IT is the missing link that will allow motorists to avoid "the most hated road in Australia" and drive from Beresfield to Melbourne without encountering a single set of traffic lights.
Finally, after five years of construction, the NorthConnex tunnels connecting the M1 and M2 motorways in Sydney's north-west, will open on Saturday.
The $3 billion project is about a year behind schedule, but for those who regularly travel on the existing link of Pennant Hills Road - the delay will quickly be forgotten.
By using the twin nine-kilometre tunnels, which run between Wahroonga and West Pennant Hills, motorists will avoid 21 sets of traffic lights on Pennant Hills Road and save an estimated 15 minutes in travel time.
If connecting with the M2 towards Sydney's CBD, motorists will also bypass 40 sets of traffic lights on the Pacific Highway.
Nightmare drives along Pennant Hills Road during school holidays and peak travel periods will be a thing of the past; if you're willing to pay for it.
The cost of using the NorthConnex will be $7.99 for cars and $23.97 for heavy vehicles. Travelling on the M2 and connecting to the M7 will add further tolls.
The NSW government resisted calls from the Opposition to implement a toll-free period, pointing to eased congestion on the existing toll-free route once the tunnels open.
At a ribbon-cutting ceremony inside one of the tunnels on Friday, Premier Gladys Berejiklian said NorthConnex would "transform the way we move"
"This is the culmination of years of planning and work," she said.
"Transurban came to the government some years back, with an unsolicited proposal, and said they had an idea to build a wonderful connection that would transform the way people move between the Central Coast and Sydney.
"And here we are today."
Federal Urban Infrastructure Minister Alan Tudge said he had never seen more excitement about a new road "than the NorthConnex".
"This fixes one of the worst roads in Australia, being Pennant Hills Road, and a daily commuter will save 15 minutes in the morning and 15 minutes in the afternoon every single day.
"Over the course of a year, that commuter will get a week of their life back as a result of this road."
Transport Minister Andrew Constance described NorthConnex as a "life-changer" that would ease congestion "the most hated road in Australia".

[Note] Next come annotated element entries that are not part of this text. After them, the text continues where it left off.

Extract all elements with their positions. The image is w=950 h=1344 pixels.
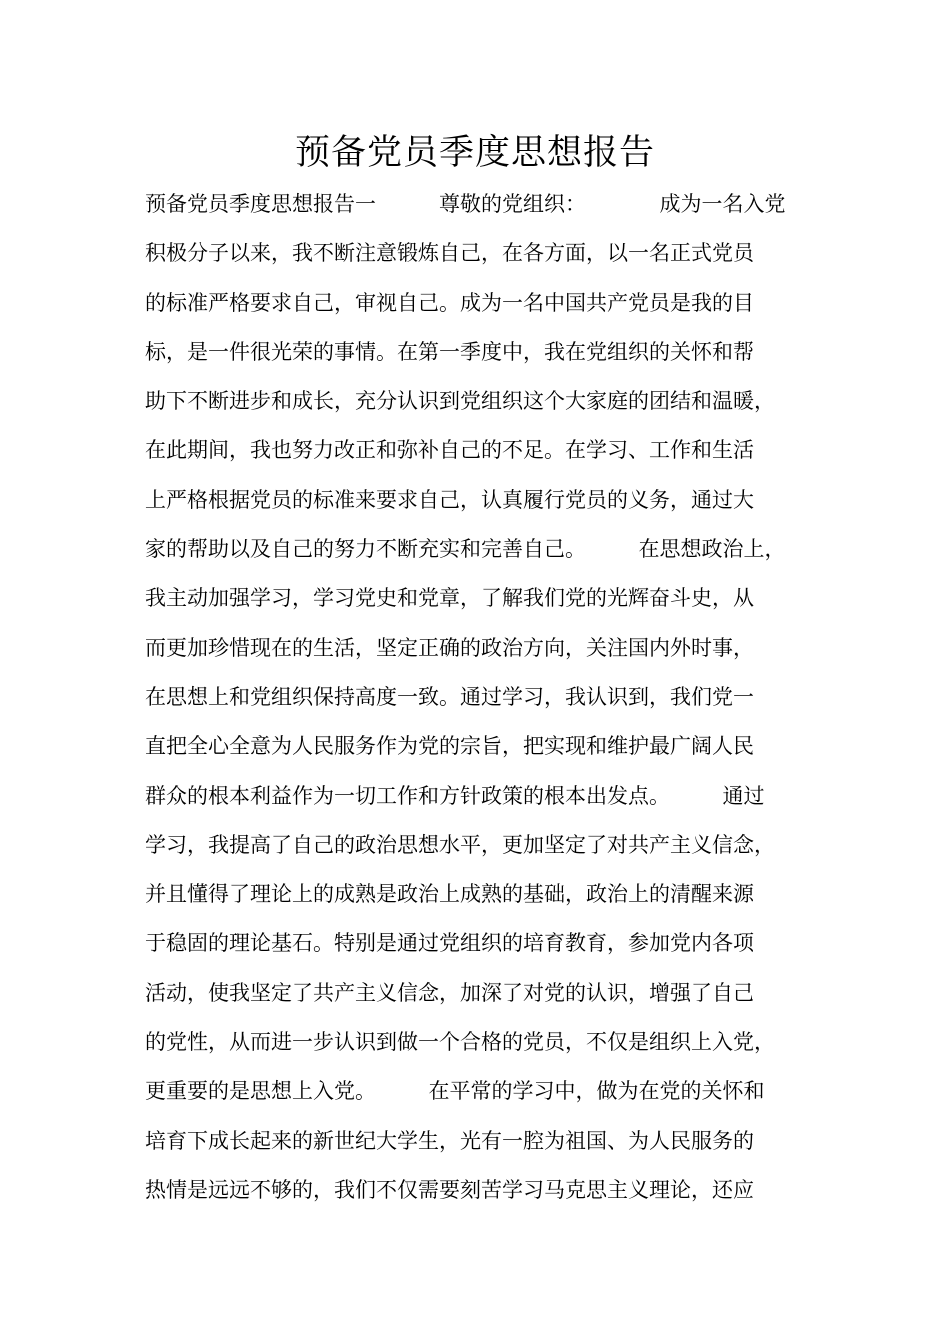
body-text-line: 的党性，从而进一步认识到做一个合格的党员，不仅是组织上入党， [145,1030,775,1055]
document-body [145,180,835,1215]
body-text-line: 热情是远远不够的，我们不仅需要刻苦学习马克思主义理论，还应 [145,1177,754,1202]
body-text-line: 培育下成长起来的新世纪大学生，光有一腔为祖国、为人民服务的 [145,1128,754,1153]
body-text-line: 助下不断进步和成长，充分认识到党组织这个大家庭的团结和温暖， [145,389,775,414]
body-text-line: 活动，使我坚定了共产主义信念，加深了对党的认识，增强了自己 [145,980,754,1005]
body-text-line: 更重要的是思想上入党。 在平常的学习中，做为在党的关怀和 [145,1079,765,1104]
body-text-line: 直把全心全意为人民服务作为党的宗旨，把实现和维护最广阔人民 [145,734,754,759]
body-text-line: 的标准严格要求自己，审视自己。成为一名中国共产党员是我的目 [145,290,754,315]
body-text-line: 标，是一件很光荣的事情。在第一季度中，我在党组织的关怀和帮 [145,339,754,364]
body-text-line: 积极分子以来，我不断注意锻炼自己，在各方面，以一名正式党员 [145,241,754,266]
body-text-line: 而更加珍惜现在的生活，坚定正确的政治方向，关注国内外时事， [145,635,754,660]
body-text-line: 在此期间，我也努力改正和弥补自己的不足。在学习、工作和生活 [145,438,754,463]
document-title: 预备党员季度思想报告 [294,133,655,173]
body-text-line: 学习，我提高了自己的政治思想水平，更加坚定了对共产主义信念， [145,832,775,857]
body-text-line: 于稳固的理论基石。特别是通过党组织的培育教育，参加党内各项 [145,931,754,956]
body-text-line: 并且懂得了理论上的成熟是政治上成熟的基础，政治上的清醒来源 [145,882,754,907]
body-text-line: 预备党员季度思想报告一 尊敬的党组织： 成为一名入党 [145,192,786,216]
body-text-line: 上严格根据党员的标准来要求自己，认真履行党员的义务，通过大 [145,487,754,512]
body-text-line: 家的帮助以及自己的努力不断充实和完善自己。 在思想政治上， [145,537,786,562]
body-text-line: 在思想上和党组织保持高度一致。通过学习，我认识到，我们党一 [145,684,754,709]
body-text-line: 我主动加强学习，学习党史和党章，了解我们党的光辉奋斗史，从 [145,586,754,611]
body-text-line: 群众的根本利益作为一切工作和方针政策的根本出发点。 通过 [145,783,765,808]
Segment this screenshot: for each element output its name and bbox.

"It's a life-changer for millions of people, and we shouldn't lose sight of that," he said.
"Millions of people are going to travel through this tunnel every year, getting home quicker, [spending] more time with loved ones.
"Those local communities, who are about 90 metres above us, their lives are going to change.
"There's 10 school communities set to benefit by not having trucks outside their school gates. The kids can cross the road much safer now."
Lying 90 metres below the surface at their deepest point, the NorthConnex tunnels are the deepest in Australia.
They are expected to take about 5000 trucks off Pennant Hills Road every day.
Heavy vehicles can no longer travel on Pennant Hills road. Drivers will be fined $194 if they do.
Transurban CEO Scott Charlton acknowledged the "boldness of the NSW government" in proceeding with the project and thanked the community for their patience during construction.